During a recent practice at a downtown Ann Arbor park, the ages of the 14 men and one woman ranged from early 20s to late 50s.

Some players were excellent while others kicked the ball into the wrong goal, or tried to kick it and missed.

One player, wearing street clothes on the warm day, was listening to a Tigers game on his radio headphones so intently that he didn't notice the ball trickle right by him during a practice game.

Another player smoked a cigarette on the field. Told to put it out by a teammate, the smoker made an obscene gesture.

But the coaches are encouraging, always encouraging.

"You were making some great saves," Silvennoinen told her goalkeeper after the game.

"What about me?" asked the other goalie.

"You, too, but you're not on my team," she said.

PORT recruits players with a soft sell.

It doesn't tell the homeless they have a chance to travel to the national and international tournaments. It doesn't even tell them that soccer could help them.

Instead, fliers posted at homeless shelters simply say that soccer is a good way to have fun.

And that's what players like best about it.

For the first time in a long time, they're not dealing with mental illness, substance abuse or brushes with the law. For two hours a week, they have no troubles.

"I felt a lot of rejection in my life," said D.J. Williams, 24. "I was, like, super homeless."

He has flitted in and out of homes since his parents kicked him out seven years ago. He has slept in parks, alleys, abandoned buildings and parking structures.

A year after he joined the team in 2008, he began studying for his GED at Washtenaw Community College. He expects to receive it in two months and then work on a college degree.

"I owe them a lot," he said about PORT. "They've taken me places I've never been before."

After the homeless attend a bunch of practices, they eventually feel comfortable enough to discuss their lives. The coaches suggest ways they can get therapy and find a home.

If the players need help securing an ID, birth certificate, a job, the coaches show them how.

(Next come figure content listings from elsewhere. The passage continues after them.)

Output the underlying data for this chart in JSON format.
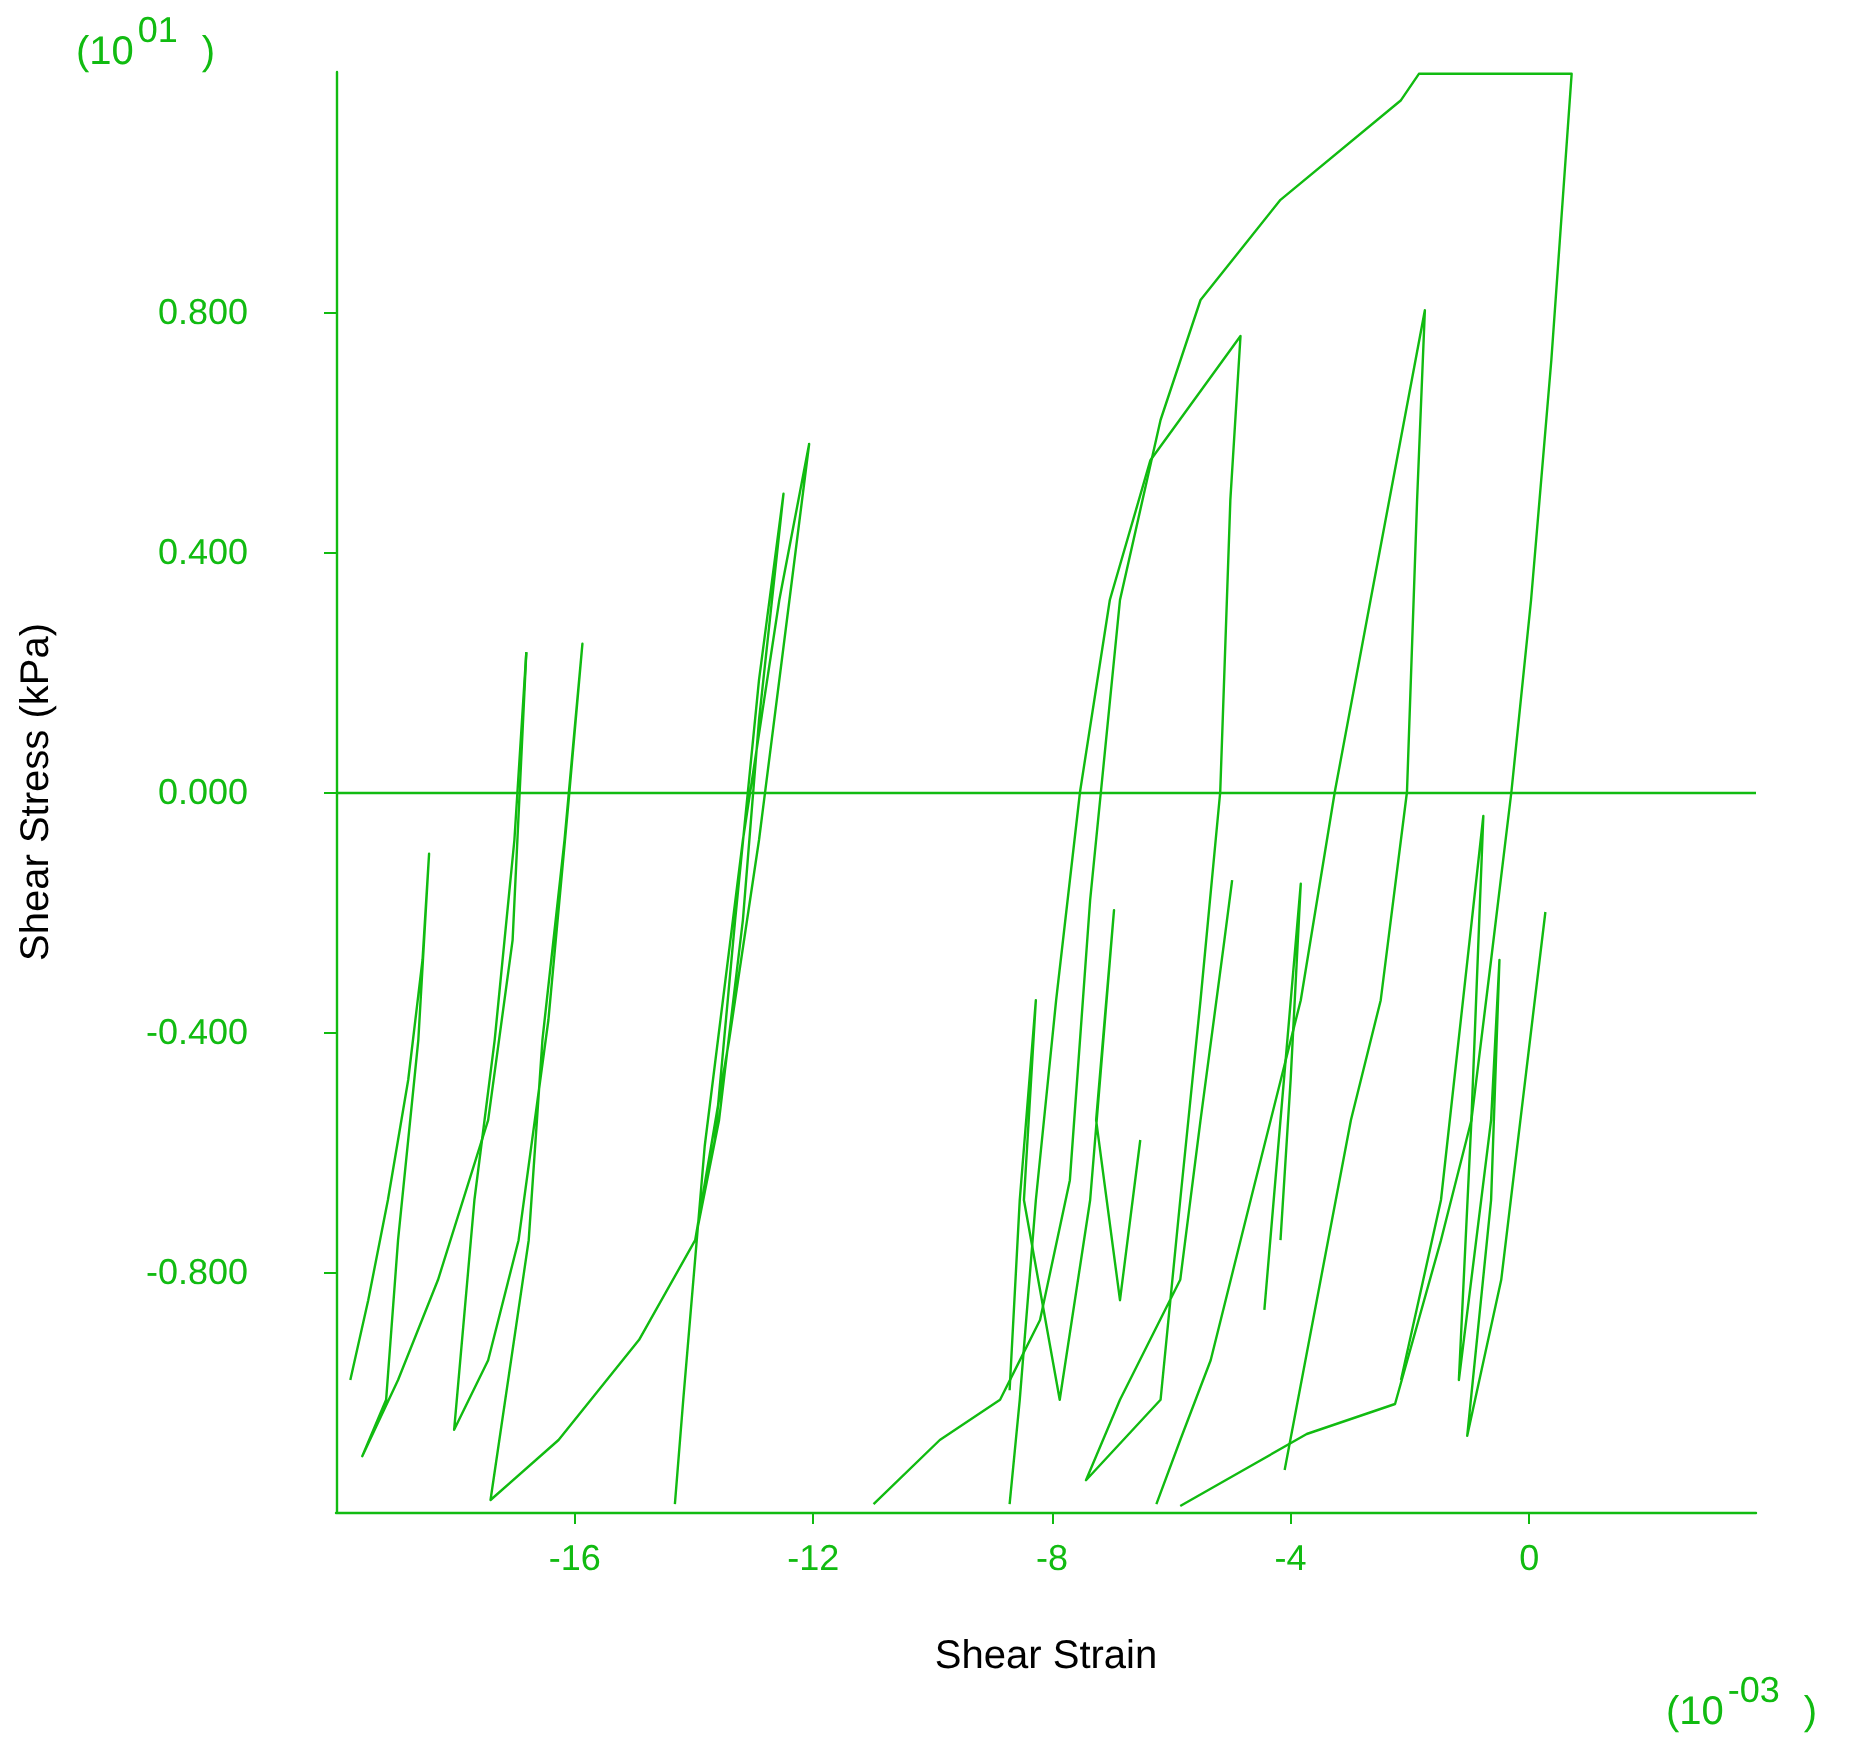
{
  "chart_data": {
    "type": "line",
    "xlabel": "Shear Strain",
    "ylabel": "Shear Stress (kPa)",
    "annotations": [
      "(10$^{01}$)",
      "(10$^{-03}$)"
    ],
    "xlim": [
      -20,
      3.8
    ],
    "xticks": [
      -16,
      -12,
      -8,
      -4,
      0
    ],
    "ylim": [
      -1.2,
      1.2
    ],
    "yticks": [
      {
        "value": -0.8,
        "label": "-0.800"
      },
      {
        "value": -0.4,
        "label": "-0.400"
      },
      {
        "value": 0,
        "label": "0.000"
      },
      {
        "value": 0.4,
        "label": "0.400"
      },
      {
        "value": 0.8,
        "label": "0.800"
      }
    ],
    "grid": false,
    "marker": "none",
    "line_style": "solid",
    "ref_lines": [
      {
        "axis": "y",
        "value": 0,
        "color": "#11bb11"
      }
    ],
    "series": [
      {
        "color": "#11bb11",
        "x": [
          -19.76,
          -19.46,
          -19.13,
          -18.79,
          -18.55,
          -18.44,
          -18.62,
          -18.96,
          -19.16,
          -19.56,
          -18.96,
          -18.29,
          -17.45,
          -17.04,
          -16.81
        ],
        "values": [
          -0.98,
          -0.847,
          -0.68,
          -0.48,
          -0.28,
          -0.103,
          -0.413,
          -0.747,
          -1.013,
          -1.107,
          -0.98,
          -0.813,
          -0.547,
          -0.247,
          0.233
        ]
      },
      {
        "color": "#11bb11",
        "x": [
          -16.81,
          -17.01,
          -17.34,
          -17.68,
          -18.02,
          -17.45,
          -16.94,
          -16.44,
          -16.1,
          -15.87,
          -16.17,
          -16.54,
          -16.77,
          -17.41,
          -16.27,
          -14.92,
          -13.98,
          -13.58,
          -13.18,
          -12.91,
          -12.5,
          -12.91,
          -13.31,
          -13.65,
          -13.98,
          -13.41,
          -12.91,
          -12.4,
          -12.07,
          -12.57,
          -13.18,
          -13.82,
          -14.18,
          -14.32
        ],
        "values": [
          0.233,
          -0.08,
          -0.413,
          -0.68,
          -1.063,
          -0.947,
          -0.747,
          -0.38,
          -0.013,
          0.247,
          -0.08,
          -0.413,
          -0.747,
          -1.18,
          -1.08,
          -0.913,
          -0.747,
          -0.547,
          -0.213,
          0.12,
          0.497,
          0.187,
          -0.213,
          -0.58,
          -0.747,
          -0.413,
          -0.08,
          0.32,
          0.58,
          0.32,
          -0.08,
          -0.59,
          -1.013,
          -1.187
        ]
      },
      {
        "color": "#11bb11",
        "x": [
          -10.99,
          -9.88,
          -8.87,
          -8.2,
          -7.7,
          -7.36,
          -6.86,
          -6.18,
          -5.51,
          -4.17,
          -2.15,
          -1.85,
          0.71,
          0.37,
          0.03,
          -0.3,
          -0.64,
          -0.97,
          -1.48,
          -2.25,
          -3.73,
          -4.84,
          -5.85
        ],
        "values": [
          -1.187,
          -1.08,
          -1.013,
          -0.88,
          -0.647,
          -0.18,
          0.32,
          0.62,
          0.82,
          0.987,
          1.153,
          1.197,
          1.197,
          0.72,
          0.32,
          0,
          -0.28,
          -0.547,
          -0.747,
          -1.02,
          -1.07,
          -1.133,
          -1.19
        ]
      },
      {
        "color": "#11bb11",
        "x": [
          -8.71,
          -8.54,
          -8.27,
          -7.93,
          -7.53,
          -7.03,
          -6.35,
          -4.84,
          -5.01,
          -5.18,
          -5.51,
          -5.85,
          -6.18,
          -7.43,
          -6.86,
          -5.85,
          -5.51,
          -5.11,
          -4.98
        ],
        "values": [
          -1.187,
          -1.013,
          -0.68,
          -0.347,
          0,
          0.32,
          0.553,
          0.76,
          0.487,
          0,
          -0.347,
          -0.68,
          -1.013,
          -1.147,
          -1.013,
          -0.813,
          -0.547,
          -0.247,
          -0.147
        ]
      },
      {
        "color": "#11bb11",
        "x": [
          -6.25,
          -5.85,
          -5.34,
          -4.67,
          -3.83,
          -3.26,
          -2.66,
          -1.75,
          -1.88,
          -2.05,
          -2.49,
          -2.99,
          -4.1
        ],
        "values": [
          -1.187,
          -1.08,
          -0.947,
          -0.68,
          -0.347,
          0,
          0.32,
          0.803,
          0.487,
          0,
          -0.347,
          -0.547,
          -1.13
        ]
      },
      {
        "color": "#11bb11",
        "x": [
          -2.15,
          -1.48,
          -0.77,
          -0.97,
          -1.18,
          -0.64,
          -0.5,
          -0.64,
          -1.04,
          -0.47,
          0.27
        ],
        "values": [
          -0.98,
          -0.68,
          -0.04,
          -0.547,
          -0.98,
          -0.547,
          -0.28,
          -0.68,
          -1.073,
          -0.813,
          -0.2
        ]
      },
      {
        "color": "#11bb11",
        "x": [
          -8.71,
          -8.54,
          -8.27,
          -8.47,
          -7.87,
          -7.36,
          -6.96,
          -7.26,
          -6.86,
          -6.52
        ],
        "values": [
          -0.997,
          -0.68,
          -0.347,
          -0.68,
          -1.013,
          -0.68,
          -0.197,
          -0.547,
          -0.847,
          -0.58
        ]
      },
      {
        "color": "#11bb11",
        "x": [
          -4.44,
          -4.17,
          -3.83,
          -4.0,
          -4.17
        ],
        "values": [
          -0.863,
          -0.547,
          -0.153,
          -0.48,
          -0.747
        ]
      }
    ]
  }
}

The goals being discussed have little to do with a ball in a net.

The soccer helps players become more social and teach things that would help keep a job: persistence, promptness, cooperation, said psychologists.

When Raul Caraba joined the team in 2007, he often hogged the ball. Born in Romania, he has played soccer his whole life.

After much beseeching by coaches, he now routinely passes up shots and gives the ball to players with a fraction of his talent.

He said the team is teaching him how to work with others, both on and off the field.

"I was pretty much trying to do it all on my own," he said about his life.

Caraba, 25, who has struggled to hold onto a job, ran up debts of $7,000. Debt collectors call daily.

He had to sell his computer and television. He was evicted from his apartment. He slept in his car but that, too, was repossessed.

PORT found him a subsidized apartment. It was the first bit of good news he has received in a long time.

"I could get down and depressed and say nothing's working out for me," he said. "This gives me some encouragement."

Caraba has loved soccer since he was a 4-year-old kicking a ball on the dirt streets of Vladimirescu. But it wasn't until he got to Ann Arbor that he realized the sport might just hold his salvation.